Answered by Shaykh Rami Nsour

Question

I’m 31 years old and still not married. My younger sister and younger brother are married which stressed me out. Also, I have two suitors who I’m not interested in due to age, maturity, and religiosity. I know that I won’t find a perfect guy but when I pray istikhara I don’t feel anything.

My parents won’t decide for me. They just tell me the guy’s name, and sometimes no details at all. I’m totally lost. How can I make a decision without some details about the guy and just some basic information for example their name, age, occupation?

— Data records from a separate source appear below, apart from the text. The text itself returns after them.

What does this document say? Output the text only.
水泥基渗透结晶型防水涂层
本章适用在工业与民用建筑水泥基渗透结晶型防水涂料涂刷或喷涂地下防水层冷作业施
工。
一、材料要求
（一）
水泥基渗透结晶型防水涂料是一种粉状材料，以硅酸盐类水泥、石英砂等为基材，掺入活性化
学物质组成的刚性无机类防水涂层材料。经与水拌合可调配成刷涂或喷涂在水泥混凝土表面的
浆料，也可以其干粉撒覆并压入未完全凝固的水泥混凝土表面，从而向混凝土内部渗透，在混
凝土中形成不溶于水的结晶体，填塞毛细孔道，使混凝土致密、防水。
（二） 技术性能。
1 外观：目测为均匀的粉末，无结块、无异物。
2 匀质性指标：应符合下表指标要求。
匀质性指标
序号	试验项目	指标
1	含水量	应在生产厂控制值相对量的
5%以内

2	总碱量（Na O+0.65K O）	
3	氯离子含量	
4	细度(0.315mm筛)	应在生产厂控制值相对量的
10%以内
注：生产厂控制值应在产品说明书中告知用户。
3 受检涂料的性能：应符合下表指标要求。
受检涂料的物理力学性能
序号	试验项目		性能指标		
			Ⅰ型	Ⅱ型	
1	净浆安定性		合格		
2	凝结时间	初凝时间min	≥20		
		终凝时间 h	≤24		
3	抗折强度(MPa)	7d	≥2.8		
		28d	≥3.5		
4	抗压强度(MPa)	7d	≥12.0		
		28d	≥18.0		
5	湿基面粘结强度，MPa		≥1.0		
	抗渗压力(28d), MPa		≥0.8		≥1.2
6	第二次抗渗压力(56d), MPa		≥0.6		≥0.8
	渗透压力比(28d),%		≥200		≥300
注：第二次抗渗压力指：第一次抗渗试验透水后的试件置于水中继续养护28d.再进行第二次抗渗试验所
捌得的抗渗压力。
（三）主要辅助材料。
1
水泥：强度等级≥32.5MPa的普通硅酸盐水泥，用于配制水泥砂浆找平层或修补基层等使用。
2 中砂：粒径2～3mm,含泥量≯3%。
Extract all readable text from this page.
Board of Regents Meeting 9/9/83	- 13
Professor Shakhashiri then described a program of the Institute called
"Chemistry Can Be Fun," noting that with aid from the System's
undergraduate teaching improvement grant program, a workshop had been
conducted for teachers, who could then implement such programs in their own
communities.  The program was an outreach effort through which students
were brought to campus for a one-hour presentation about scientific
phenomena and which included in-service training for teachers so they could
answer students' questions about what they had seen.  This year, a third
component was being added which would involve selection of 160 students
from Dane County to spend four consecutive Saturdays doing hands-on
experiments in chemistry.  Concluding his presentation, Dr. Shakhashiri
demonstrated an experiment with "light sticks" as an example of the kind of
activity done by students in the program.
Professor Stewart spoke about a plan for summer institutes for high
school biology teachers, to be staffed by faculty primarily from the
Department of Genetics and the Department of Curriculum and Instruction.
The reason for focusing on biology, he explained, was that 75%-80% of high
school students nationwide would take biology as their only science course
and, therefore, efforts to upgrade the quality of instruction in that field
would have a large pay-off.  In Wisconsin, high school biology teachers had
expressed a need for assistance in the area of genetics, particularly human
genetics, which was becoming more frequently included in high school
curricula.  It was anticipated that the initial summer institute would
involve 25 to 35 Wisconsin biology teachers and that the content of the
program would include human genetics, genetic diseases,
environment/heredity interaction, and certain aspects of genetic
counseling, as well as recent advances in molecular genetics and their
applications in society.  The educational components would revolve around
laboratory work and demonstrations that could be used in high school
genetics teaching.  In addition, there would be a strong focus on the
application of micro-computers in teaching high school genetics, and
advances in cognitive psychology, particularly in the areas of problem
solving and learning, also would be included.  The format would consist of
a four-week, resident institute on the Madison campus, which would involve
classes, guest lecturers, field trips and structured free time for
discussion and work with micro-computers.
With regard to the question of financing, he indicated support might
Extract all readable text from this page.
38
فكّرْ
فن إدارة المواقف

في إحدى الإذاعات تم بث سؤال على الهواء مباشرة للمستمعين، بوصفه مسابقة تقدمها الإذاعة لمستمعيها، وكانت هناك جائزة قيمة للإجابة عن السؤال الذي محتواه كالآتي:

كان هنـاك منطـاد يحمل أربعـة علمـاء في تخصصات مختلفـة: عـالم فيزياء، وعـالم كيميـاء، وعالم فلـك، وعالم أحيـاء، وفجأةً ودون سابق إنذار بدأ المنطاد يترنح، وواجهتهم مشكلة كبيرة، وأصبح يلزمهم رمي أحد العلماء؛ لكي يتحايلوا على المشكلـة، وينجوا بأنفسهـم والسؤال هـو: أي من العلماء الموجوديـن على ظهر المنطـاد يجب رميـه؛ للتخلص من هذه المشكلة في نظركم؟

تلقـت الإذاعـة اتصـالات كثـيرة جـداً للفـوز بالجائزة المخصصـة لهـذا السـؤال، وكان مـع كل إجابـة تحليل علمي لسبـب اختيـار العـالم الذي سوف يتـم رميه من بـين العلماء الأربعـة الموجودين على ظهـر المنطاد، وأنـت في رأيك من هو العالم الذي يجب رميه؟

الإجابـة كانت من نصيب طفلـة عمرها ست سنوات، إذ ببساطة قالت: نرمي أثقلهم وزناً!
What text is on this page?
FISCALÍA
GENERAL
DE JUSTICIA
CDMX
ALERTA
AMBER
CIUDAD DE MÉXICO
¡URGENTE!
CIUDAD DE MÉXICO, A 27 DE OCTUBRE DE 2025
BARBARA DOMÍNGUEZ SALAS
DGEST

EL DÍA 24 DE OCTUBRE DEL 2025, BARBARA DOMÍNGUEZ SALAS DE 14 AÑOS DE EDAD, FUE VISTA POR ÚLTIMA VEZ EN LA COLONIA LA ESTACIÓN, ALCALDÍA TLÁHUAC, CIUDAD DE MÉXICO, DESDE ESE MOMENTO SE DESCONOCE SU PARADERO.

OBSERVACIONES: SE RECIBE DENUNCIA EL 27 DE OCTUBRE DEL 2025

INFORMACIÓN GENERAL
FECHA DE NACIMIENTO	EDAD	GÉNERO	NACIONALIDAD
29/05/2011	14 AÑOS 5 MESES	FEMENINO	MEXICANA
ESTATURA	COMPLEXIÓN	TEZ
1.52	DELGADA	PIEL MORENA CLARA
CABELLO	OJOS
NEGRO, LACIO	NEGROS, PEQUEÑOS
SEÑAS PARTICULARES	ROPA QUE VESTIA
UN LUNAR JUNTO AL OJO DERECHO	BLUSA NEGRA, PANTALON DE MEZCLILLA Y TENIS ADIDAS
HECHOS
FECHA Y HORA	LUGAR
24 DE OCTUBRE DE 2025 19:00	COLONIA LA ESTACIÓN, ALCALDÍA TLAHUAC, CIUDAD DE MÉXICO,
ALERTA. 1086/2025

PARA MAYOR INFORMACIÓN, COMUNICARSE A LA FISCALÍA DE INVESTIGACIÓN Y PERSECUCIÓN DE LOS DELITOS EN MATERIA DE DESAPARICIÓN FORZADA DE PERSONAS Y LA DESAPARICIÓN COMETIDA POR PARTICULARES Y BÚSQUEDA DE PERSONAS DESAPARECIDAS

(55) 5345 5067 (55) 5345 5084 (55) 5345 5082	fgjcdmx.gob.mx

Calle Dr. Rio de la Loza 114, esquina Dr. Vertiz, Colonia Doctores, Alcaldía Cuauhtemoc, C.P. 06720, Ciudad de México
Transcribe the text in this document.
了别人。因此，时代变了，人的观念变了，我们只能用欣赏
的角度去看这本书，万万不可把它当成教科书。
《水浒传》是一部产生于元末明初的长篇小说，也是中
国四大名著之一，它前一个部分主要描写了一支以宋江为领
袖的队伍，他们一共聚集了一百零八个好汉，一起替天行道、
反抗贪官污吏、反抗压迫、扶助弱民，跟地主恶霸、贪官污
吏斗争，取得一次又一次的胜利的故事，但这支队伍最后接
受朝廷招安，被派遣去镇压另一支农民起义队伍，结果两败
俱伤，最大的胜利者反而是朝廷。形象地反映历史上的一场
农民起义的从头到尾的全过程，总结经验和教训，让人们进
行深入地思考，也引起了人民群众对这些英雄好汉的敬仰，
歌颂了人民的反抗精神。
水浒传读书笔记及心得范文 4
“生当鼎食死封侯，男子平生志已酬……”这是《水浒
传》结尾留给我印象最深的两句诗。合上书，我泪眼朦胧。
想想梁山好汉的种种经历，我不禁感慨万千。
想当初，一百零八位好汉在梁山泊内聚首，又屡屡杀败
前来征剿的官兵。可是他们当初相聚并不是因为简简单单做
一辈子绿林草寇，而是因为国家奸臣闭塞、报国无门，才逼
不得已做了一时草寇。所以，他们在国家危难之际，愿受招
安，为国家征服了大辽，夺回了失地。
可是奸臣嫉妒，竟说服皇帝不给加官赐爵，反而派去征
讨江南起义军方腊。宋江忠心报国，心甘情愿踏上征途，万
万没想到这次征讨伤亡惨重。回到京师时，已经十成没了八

Sometimes, my father just chats with them after they come to the house and then asks me if I accept them. Some of them ask if I’m willing to get to know the man through SMS/email/phone first. I’m against this as I tried it once and I know I’m not good at it and I don’t like to have useless chatting with boys. Please advise me.

Answer

Marriage is From your Provision (rizq)

The first thing to remember when approaching marriage is that it is part of your provision (rizq) which is guaranteed by Allah. Allah says, “There is not a single creature on the earth except that Allah takes care of its provision.” [Quran, 11:6]

So, no matter how old or young one is, their wealth, or whether their siblings married before them, these and other factors do not affect the provision that is guaranteed.

Depending on Allah

Although we know to depend on Allah for provision, He also instructed us to take the necessary means to achieve the provisions. True depending on Allah (tawakkul) is defined as “taking the necessary means while recognizing that Allah is the true provider.” [Mawlud, Purification of the Heart]

So in the case of quenching our thirst, for example, we don’t just wait for it to be quenched, we drink water as a means and recognize that Allah quenches our thirst, not the water.

Tying the Camel

Anas (may Allah be pleased with him) reported that a person asked the Messenger of Allah (peace and blessings be upon him), “Should I tie my camel and have Tawakkul (trust in Allah for her protection) or should I leave her untied and have Tawakkul.” The Messenger of Allah (peace and blessings be upon him) replied, “Tie her and have Tawakkul.” [Tirmidhi]

Getting to Know Someone

Before getting married, one should take the means to get to know the person. The Messenger of Allah (peace and blessings be upon him) encouraged one of the Sahaba to look at a woman before marrying her. [Ahmad; others]

The reason for this is that there are traits a person may have in their personality or body that might complicate a strong relationship from forming.

The Limits of Interaction for non-Mahram

As long as one follows the rules of gender interaction, one can communicate with a potential suitor to ensure that there is compatibility. A woman can speak to a non-mahram as long as they do not maintain a constant gaze at each other, there is no flirting, and there is no pleasure being derived from the voice or conversation [Mawlud, Prohibitions of the Tongue].

The two also must be in plain sight of others to avoid the prohibition of being alone together (khalwa) and there cannot be any physical contact. Just as one can keep a conversation “strictly business” in a school or work environment, the same can be applied to a conversation about marriage.